Al mismo tiempo, me gusta que, si vamos a tener santos y santas en Colombia, el Vaticano comience canonizando a una escritora, poetisa y maestra, graduada en 1893 en la Normal de Señoritas de Medellín. Maestros santos son varios, pero fuera de Edith Stein, una profesora universitaria, no recuerdo a ninguna maestra santa. Su vida, contada en prosa ágil en una extensa autobiografía, muestra una de esas antioqueñas enérgicas que se imponen a los prejuicios de los hombres y de la sociedad tan tradicionalista y convencional en la que viven.
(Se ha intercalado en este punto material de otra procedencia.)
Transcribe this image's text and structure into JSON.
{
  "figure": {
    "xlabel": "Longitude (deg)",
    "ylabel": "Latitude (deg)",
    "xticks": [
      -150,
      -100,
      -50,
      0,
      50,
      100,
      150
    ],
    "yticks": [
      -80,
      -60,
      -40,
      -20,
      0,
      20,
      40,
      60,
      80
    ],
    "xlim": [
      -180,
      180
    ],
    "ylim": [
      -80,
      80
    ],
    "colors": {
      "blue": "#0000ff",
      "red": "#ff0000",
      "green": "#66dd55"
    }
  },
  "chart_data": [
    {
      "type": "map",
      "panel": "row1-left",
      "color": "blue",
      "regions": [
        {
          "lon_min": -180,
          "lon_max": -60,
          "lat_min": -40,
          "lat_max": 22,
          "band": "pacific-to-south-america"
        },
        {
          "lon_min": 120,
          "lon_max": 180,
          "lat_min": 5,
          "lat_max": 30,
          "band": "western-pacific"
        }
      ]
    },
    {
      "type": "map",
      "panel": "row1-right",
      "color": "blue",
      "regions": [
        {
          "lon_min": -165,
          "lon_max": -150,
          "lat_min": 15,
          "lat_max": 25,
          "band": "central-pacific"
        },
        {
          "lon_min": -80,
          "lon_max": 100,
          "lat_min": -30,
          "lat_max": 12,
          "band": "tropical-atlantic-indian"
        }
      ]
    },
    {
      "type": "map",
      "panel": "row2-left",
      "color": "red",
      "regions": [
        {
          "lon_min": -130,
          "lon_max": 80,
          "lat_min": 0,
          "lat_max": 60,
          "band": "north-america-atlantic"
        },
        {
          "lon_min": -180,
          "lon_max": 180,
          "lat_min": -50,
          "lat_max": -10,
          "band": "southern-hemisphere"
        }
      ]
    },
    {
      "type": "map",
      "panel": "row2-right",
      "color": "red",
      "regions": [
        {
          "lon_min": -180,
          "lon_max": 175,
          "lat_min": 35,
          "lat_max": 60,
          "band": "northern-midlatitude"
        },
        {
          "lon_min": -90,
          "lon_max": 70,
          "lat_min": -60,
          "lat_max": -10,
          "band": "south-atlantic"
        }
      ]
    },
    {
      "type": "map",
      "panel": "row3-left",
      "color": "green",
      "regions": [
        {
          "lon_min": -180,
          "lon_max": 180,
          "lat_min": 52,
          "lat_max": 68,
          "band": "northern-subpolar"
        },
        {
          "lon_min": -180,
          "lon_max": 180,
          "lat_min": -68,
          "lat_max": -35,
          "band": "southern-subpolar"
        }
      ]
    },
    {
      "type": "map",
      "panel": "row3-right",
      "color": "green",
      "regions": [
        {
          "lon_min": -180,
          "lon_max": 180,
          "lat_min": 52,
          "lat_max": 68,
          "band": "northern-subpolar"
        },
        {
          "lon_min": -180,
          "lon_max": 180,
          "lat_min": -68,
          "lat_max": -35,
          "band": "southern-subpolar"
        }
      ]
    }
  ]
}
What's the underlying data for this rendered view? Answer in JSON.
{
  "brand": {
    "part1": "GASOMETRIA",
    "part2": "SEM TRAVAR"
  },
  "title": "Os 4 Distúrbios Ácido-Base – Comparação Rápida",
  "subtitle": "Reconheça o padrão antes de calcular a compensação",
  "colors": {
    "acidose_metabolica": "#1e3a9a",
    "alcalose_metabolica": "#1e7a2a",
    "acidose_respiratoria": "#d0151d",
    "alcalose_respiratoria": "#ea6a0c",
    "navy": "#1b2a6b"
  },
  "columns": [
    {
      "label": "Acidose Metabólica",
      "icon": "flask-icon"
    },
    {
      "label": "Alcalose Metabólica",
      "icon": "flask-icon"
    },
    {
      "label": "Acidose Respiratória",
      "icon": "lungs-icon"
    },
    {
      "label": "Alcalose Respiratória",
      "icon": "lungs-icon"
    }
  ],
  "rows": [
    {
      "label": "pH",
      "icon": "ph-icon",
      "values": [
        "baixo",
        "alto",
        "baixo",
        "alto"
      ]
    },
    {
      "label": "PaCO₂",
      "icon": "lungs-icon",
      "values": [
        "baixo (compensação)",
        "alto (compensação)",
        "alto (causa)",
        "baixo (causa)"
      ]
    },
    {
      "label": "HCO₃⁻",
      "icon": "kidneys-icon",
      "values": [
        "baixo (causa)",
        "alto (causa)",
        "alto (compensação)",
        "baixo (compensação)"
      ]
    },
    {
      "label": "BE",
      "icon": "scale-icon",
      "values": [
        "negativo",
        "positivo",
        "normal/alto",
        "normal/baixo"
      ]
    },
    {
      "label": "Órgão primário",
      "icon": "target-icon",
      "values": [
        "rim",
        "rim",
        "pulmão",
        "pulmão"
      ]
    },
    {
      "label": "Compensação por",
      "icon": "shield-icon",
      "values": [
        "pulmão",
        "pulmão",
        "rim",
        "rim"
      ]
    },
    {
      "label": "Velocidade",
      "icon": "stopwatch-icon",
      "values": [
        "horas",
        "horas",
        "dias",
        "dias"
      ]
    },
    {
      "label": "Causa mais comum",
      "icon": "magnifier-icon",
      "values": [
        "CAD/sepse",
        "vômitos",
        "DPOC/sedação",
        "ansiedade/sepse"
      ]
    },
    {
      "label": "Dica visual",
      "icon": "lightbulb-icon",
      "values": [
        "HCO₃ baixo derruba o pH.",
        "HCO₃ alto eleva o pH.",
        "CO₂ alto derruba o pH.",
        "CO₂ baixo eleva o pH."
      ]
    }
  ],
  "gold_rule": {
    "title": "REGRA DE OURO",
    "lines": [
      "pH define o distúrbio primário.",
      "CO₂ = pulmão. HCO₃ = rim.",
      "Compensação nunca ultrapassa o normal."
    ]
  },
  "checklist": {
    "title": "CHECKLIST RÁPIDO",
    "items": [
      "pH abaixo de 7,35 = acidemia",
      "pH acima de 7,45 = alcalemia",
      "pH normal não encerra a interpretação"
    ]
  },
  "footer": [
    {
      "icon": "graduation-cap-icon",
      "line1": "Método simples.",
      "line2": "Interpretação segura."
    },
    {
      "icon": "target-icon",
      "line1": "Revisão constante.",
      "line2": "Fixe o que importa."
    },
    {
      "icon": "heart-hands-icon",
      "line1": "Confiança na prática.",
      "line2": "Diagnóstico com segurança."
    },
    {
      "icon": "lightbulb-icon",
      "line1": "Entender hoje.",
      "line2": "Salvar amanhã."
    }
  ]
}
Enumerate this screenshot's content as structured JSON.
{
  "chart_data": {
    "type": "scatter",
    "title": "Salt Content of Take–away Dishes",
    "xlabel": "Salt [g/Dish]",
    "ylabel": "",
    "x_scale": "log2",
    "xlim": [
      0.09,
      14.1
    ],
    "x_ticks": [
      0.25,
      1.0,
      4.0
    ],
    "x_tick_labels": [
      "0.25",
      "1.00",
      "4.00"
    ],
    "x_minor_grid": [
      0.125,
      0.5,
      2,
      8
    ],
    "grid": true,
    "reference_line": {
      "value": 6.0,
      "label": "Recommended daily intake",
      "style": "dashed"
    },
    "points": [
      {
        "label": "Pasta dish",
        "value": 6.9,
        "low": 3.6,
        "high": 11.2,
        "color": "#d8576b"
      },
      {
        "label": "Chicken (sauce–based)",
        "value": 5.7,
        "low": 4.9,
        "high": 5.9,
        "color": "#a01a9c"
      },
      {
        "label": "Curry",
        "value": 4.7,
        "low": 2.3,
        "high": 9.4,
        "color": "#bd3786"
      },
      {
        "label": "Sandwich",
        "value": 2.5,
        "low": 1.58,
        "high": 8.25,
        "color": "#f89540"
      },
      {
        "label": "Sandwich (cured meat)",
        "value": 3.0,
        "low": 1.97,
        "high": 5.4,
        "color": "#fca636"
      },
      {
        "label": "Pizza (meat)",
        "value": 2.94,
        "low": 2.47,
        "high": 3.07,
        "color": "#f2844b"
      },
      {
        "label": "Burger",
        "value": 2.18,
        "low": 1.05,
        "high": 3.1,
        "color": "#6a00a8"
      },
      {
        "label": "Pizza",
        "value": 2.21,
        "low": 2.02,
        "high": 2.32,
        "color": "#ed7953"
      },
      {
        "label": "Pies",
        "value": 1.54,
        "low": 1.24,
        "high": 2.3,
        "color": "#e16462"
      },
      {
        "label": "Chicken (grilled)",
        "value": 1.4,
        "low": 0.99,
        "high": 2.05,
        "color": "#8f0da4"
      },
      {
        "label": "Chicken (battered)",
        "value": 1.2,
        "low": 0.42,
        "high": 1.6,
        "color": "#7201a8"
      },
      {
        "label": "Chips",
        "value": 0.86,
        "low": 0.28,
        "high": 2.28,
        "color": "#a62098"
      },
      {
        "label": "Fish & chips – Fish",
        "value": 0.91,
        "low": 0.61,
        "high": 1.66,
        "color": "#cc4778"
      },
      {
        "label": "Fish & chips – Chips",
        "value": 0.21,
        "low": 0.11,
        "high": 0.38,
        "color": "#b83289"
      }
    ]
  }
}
Con poco más de 15 años, huérfana de padre, llega a Medellín, para estudiar lo único que entonces le ofrecía la oportunidad de ganar con que apoyar a su madre empobrecida: magisterio. Para sostenerse maneja, durante unos meses, el manicomio de Medellín: 80 locos dependen de su energía adolescente para comer, tener ropas limpias y vivir sin violencia. Graduada, pasa de escuela en escuela, por varios municipios de Antioquia, hasta que pasa al colegio que ha fundado en Medellín una prima rica. Un incidente la pone en la picota pública: una de sus estudiantes se arrepiente de su matrimonio en la antesala de la iglesia, y los familiares ofendidos del novio se lanzan contra ella, culpable de una especie de seducción espiritual. Alfonso Castro, un novelista liberal importante, escribe La hija espiritual, donde la pinta con los más negros colores. Laura, amiga de otro liberal al que conoció cuando enseñaba en Santodomingo, Tomás Carrasquilla, escribe a cuatro manos con él una magnífica carta, que se publica hoy en las obras completas del novelista.
Su obsesión, su pasión religiosa, es convertir a los indios. En una sociedad en la que los ven como animales, sin alma ni entendimiento, el paternalismo igualitario de Laura Montoya es respetuoso. Quiere vivir entre ellos, para salvar sus almas, pero sin imponerles la cultura de los blancos, sin explotarlos, sin vivir de su trabajo. Los antioqueños se escandalizan: una mujer en un trabajo que ni siquiera pueden hacer los hombres, en medio de gentes desnudas, con la ilusión de educar a una gente que es mejor destruir. Su narración muestra los prejuicios que debe enfrentar, y da prueba de sus convicciones: se escandaliza por la forma como los explotan y por la pérdida de sus tierras, no quiere taparles el pecho a las indias (eso es como si a nosotras “nos hicieran cubrir las narices”, dice, cuando un cura le pide que lo haga), los sienta a la mesa con las monjas, no acepta una casa cuando la condición es que no sea para los indios (“donde no caben los indios no caben las misioneras”).
Termina fundando una congregación de misioneras, generosas y dedicadas. La biografía cuenta, con prudencia y crudeza, las intrigas eclesiásticas y de los jerarcas. Aunque tiene al comienzo el apoyo del joven obispo de Santa Rosa de Osos, Mgr. Miguel Ángel Builes, termina sacando sus novicias a escondidas de la diócesis, ante la persecución del obispo.
Las misioneras no son perfectas, y algunos investigadores les han atribuido, sin pruebas, la conservación de la ablación del clítoris entre los emberas, una costumbre que ha tenido las explicaciones más peregrinas de los expertos. Pero frente a la visión discriminatoria de los dirigentes seculares y religiosos de Antioquia y del país, la mirada igualitaria de Laura Montoya es un anticipo de lo que apenas ahora estamos logrando.